Discussing whether sustainability-linked bonds (SLBs) are more appropriate debt instruments than green bonds for sovereign issuers, Stock said that how governments reach their targets is up to them. However, there is more scope for the expansion of SLBs. “Green bonds are, by definition, limited,” he added. “Governments should let the private sector invest in green bonds.”
"Green bonds are, by definition, limited. Governments should let
the private sector invest in green bonds.”
The SLB market is growing quickly. A Linklaters report from June said that the global sustainable bond market raised $442 billion in the first six months of this year with sustainability-linked bonds seeing the most pronounced growth.
Yet despite the panellists agreeing that ESG investing in the sovereign bond market is necessary, they were hesitant to discuss divestment head-on, advocating for engagement with governments instead. Stock said that obstacles around engagement are often exaggerated. “We’ve always engaged with governments,” he added.

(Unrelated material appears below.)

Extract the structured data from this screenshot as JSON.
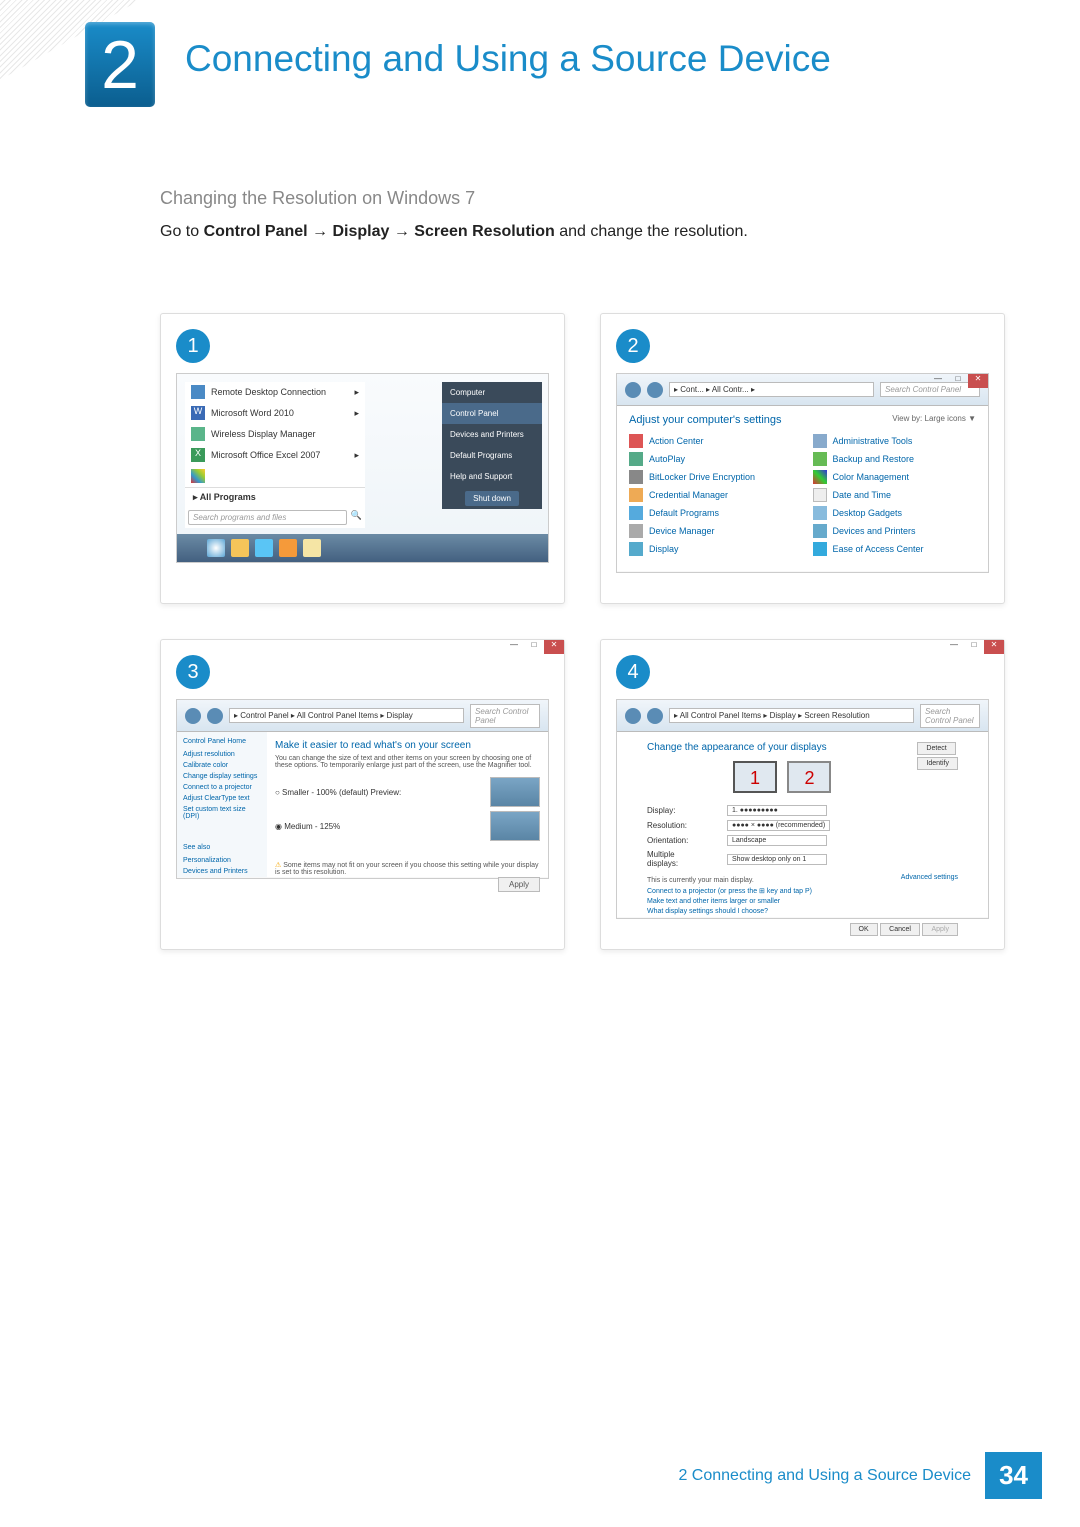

He said that while it’s important to be careful of stepping on toes, it is also imperative to speak up if ethical and financial issues arise. “It’s important we use material risk as a starting point when having these conversations.” It’s a process that everyone must engage with, Stock continued. “We need to talk to consumer government countries, too, and explain that they need to keep, for example, deforestation out of their supply chains.”
“We need to build trust and maintain dialogues with [local NGOs].”
Hoxha specified that local engagement is key, especially when it comes to safeguarding the will of the local electorate. “Local NGOs always know the area best,” she said. “We need to build trust and maintain dialogues with them. This is important work that shouldn’t be seen as lobbying behind closed doors.”
These engagement issues are not new – and the topic remains one that will be essential to achieving ESG results for investors. Investment teams will need to be more engaged with SLBs as debt instruments in the coming years, monitoring them carefully to see if they achieve their needs while staying compliant.